In a 73 year old male a hypoechoic lesion was found in the pancreatic body, that looked like a cystic lesion.
CT also identifies the lesion but isn't of much help.
Continue with the MRI.
The heavily T2WI nicely demonstrates the multicystic lesion with the connection to the pancreatic duct.
This was diagnosed as a branch-duct IPMN.
CT-images of a patient with a branch-duct IPMN who choose not to have surgery.
Over time growth of the tumor is seen with dilatation of the main duct indicating malignant transformation.
Sometimes it takes 5-8 years before a transformation is seen.
Another branch-duct IPMN found on screening with two nodules (circle and arrow).

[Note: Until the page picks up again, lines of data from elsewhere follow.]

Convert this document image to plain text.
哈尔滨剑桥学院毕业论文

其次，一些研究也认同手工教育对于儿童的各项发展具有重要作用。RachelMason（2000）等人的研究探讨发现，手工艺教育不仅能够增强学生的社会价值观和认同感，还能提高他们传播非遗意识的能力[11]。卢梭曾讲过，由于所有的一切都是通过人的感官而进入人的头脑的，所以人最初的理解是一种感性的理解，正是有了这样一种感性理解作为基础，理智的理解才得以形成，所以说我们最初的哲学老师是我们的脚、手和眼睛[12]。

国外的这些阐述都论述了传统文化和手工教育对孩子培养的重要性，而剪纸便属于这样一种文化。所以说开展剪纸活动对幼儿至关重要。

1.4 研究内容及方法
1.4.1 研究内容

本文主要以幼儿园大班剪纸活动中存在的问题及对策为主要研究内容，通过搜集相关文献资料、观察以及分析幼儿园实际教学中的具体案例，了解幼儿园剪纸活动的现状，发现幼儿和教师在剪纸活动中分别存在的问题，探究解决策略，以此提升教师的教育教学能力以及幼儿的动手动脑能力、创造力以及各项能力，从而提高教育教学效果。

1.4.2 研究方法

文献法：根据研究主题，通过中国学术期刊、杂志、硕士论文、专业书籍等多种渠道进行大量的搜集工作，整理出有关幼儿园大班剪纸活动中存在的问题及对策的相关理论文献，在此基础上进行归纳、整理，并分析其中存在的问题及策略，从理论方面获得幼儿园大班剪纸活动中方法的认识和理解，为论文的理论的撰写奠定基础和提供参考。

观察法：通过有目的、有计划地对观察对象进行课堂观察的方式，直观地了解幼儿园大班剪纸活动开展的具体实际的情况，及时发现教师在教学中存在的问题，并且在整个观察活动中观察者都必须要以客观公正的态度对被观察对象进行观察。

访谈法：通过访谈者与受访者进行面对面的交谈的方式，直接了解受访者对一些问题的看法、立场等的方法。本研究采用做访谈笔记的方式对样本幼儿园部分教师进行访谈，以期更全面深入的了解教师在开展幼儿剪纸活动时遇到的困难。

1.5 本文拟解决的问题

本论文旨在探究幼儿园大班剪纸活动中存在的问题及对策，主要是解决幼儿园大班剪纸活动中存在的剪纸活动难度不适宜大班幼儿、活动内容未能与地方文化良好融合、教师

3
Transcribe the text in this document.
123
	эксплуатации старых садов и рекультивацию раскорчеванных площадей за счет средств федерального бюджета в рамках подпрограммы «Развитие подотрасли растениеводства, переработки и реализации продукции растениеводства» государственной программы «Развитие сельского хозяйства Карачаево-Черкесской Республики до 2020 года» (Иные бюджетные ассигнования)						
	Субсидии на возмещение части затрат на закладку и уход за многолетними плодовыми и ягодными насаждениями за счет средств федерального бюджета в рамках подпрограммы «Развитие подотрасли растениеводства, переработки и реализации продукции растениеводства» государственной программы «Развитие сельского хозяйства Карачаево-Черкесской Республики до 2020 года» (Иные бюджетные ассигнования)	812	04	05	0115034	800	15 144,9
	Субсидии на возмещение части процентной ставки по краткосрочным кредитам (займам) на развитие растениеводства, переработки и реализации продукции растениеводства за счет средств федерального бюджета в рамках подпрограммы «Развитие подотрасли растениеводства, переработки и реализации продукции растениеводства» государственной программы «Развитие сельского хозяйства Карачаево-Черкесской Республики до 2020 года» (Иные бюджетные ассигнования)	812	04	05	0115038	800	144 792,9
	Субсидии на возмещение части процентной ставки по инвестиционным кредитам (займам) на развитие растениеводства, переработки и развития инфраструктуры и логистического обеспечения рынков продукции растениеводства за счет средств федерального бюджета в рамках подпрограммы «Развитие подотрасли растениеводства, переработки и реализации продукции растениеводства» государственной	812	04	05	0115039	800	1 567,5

T1W-images with fatsat before (left image) and after contrast (right image).
EUS with contrast agent revealed 2 foci without enhancement most likely mucus plugs.
6 years later the cyst was unchanged.
75 year old male with a 2.7 cm side branch IPMN in the pancreatic head (circle).
During follow up one year later dilatation of pancreatic duct was seen.
EUS showed a resectable adenocarcinoma.
Uncommon Neoplasms with specific findings
Solid Pseudopapillary Neoplasm
- Very uncommon neoplasm seen in women 20-30 years (daughter).
- Solid and cystic neoplasm with capsule and with early 'hemangioma-like' enhancement.
- Sometimes intratumoral hemorrhage
CT-images of a 26 year old woman with a large mass in the pancreatic head and metastases in the liver.
In the center there is lack of enhancement due to cystic or necrotic degeneration.
Solid tumor with cystic components in a 16 year old female diagnostic of solid pseudopapillary tumor.
Neuroendocrine tumor with cystic degeneration
- Non-functioning endocrine neoplasm
- Also called islet cell tumor
- Hypervascular with ring-enhancement. This is unlike serous cystic neoplasms that enhance from the center and more solid)
CT-images of a 61 year old woman with weight loss.
There is a large mass in the body of the pancreas that is hypervascular, unlike an adenocarcinoma, with some cystic or necrotic parts.
CT-image of a neuroendocrine tumor with central necrosis.
Sometimes this can simulate a cystic component.
Notice the peripheral enhancement.
Report and Management
In the table a checklist of what to mention in the report and the relative and absolute indications for resection according to the European evidence-based guidelines on pancreatic cystic neoplasms (2).
Continue with the guidelines for management.
The frequency of imaging follow-up depends on the presence of indications and fitness for surgery as can be seen in the table.
Although these management guidelines apply to IPMN, in general practice we use these criteria also for pancreatic cysts of unknowm origin and suspected mucinous cystic neoplasms. However in suspected Mucinous Cystic Neoplasm a cyst size ≥ 4 cm is an absolute criterium for resection, whereas for IPMN it is a relative indication.
The initial MRI should be done using a dedicated pancreatic protocol (tab).
A possible follow-up protocol for lesions < 3 cm may consist of coronal and axial T2 single shot sequences and T1 weighted precontrast and no post contrast.
Possibly adding diffusion weighted images to minimize risk of missing a concomitant pancreatic carcinoma.
We have chosen to follow-up cysts smaller than 3 cm without intravenous gadolinium with the rest of the sequences the same. If we find a possible new nodule we would return the patient and repeat the MR scan with IV gadolinium to evaluate for enhancement.